I agree with everything you said except for this. I'd be scanning from a boot disk or some other "offline" method. Probably easier to reinstall and make a disk image so next time an infection occurs the OP can just restore from the image (which is, generally, a lot quicker than a full reinstall)

def do it offline on a 2nd machine...
but like i said removing the infection is only half the problem
if its broken IE ur better off reinstalling
and i disagree with using an image..sure it may be a few mins quicker
but they can have their own problems...mbr repair for one
always best to do a fresh clean install imho

[Psychotria]

Quote:

Originally Posted by Creekin

... and i disagree with using an image..sure it may be a few mins quicker
but they can have their own problems...mbr repair for one

Well, yeah that's true. But if you take a disk image after installing all your common software it can be heaps quicker. But it does obviously take a bit of setting up and there is the MBR issue (although the software I use does overwrite the MBR... *but* there is always a but it can get complicated if you have multiple OSs and/or drives), so yeah... maybe disk imaging is not quicker for everyone

[imajican]

Hitman pro has been working well on customers machines lately and then combofix if needed , run ccleaner first to clean out temp files etc

Hitman pro - http://www.surfright.nl/en

combofix - http://www.bleepingcomputer.com/download/combofix/

[Holland_BFG]

Quote:

Originally Posted by imajican

Hitman pro has been working well on customers machines lately and then combofix if needed , run ccleaner first to clean out temp files etc

Hitman pro - http://www.surfright.nl/en

combofix - http://www.bleepingcomputer.com/download/combofix/

Yeah I've been using Hitman pro as well at work.
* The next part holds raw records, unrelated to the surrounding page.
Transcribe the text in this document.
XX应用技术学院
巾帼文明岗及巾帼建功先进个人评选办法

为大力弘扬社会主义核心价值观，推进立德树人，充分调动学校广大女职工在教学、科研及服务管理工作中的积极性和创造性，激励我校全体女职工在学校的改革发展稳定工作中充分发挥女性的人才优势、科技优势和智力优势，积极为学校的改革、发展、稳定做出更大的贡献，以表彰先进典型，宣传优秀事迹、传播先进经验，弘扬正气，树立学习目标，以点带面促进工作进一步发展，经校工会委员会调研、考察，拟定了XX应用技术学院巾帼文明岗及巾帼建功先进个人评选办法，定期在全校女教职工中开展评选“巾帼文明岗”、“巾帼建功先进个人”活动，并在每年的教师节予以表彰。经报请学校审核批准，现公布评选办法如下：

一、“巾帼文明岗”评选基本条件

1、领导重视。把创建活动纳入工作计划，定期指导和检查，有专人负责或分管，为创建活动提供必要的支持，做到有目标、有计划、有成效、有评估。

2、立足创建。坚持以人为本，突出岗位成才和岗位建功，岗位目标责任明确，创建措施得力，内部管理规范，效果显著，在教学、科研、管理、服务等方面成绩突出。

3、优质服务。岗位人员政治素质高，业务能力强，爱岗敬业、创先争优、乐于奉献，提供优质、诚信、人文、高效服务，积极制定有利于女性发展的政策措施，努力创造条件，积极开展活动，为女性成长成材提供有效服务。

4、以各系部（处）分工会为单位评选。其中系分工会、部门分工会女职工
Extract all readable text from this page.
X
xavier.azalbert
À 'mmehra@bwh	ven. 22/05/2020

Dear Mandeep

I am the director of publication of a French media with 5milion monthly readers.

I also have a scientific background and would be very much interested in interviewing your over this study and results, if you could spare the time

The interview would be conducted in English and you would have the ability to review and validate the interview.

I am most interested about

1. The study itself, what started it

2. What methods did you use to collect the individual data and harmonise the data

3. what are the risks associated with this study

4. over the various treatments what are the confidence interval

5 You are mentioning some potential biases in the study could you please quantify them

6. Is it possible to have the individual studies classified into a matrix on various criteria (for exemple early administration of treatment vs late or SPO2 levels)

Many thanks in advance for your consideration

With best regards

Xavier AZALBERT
We have had 3 Trojans in the last month or 2. Same one just modified a little.

Malwarebytes and Symantec Endpoint protection picked up the second file but not the first one that was creating it. Did a scan with Hitman Pro and found the first one. Sent file to both Malwarebytes and Symantec. Malwarebytes added it to the next definition but Symantec didn't add it for about 2 weeks...

Found out later on in the week it was a ex-employee that was adding it to the system... All fix now.

on topic.

+1 Hitman Pro and submit it to Malwarebytes

if that don't find it try Kaspersky Rescue Disk 10 http://support.kaspersky.com/faq/?qid=208282173

[Akh-Horus]

HitmanPro is churning away and theres all sorts of files being identified.

[power]

Quote:

Originally Posted by Creekin

blah blah blah

a lot of this stuff hides in temp files and running CCleaner to clear out temp files is a good start.

It also means any future scans will run quicker.

anyway sounds like a browser hijack or rootkit.

be sure to run TDSSKiller as well.

I've heard quite a few people recommending Hitman Pro but I'm yet to see it do that much for me,

Don't forget to check msconfig for any weird startup items and services as well.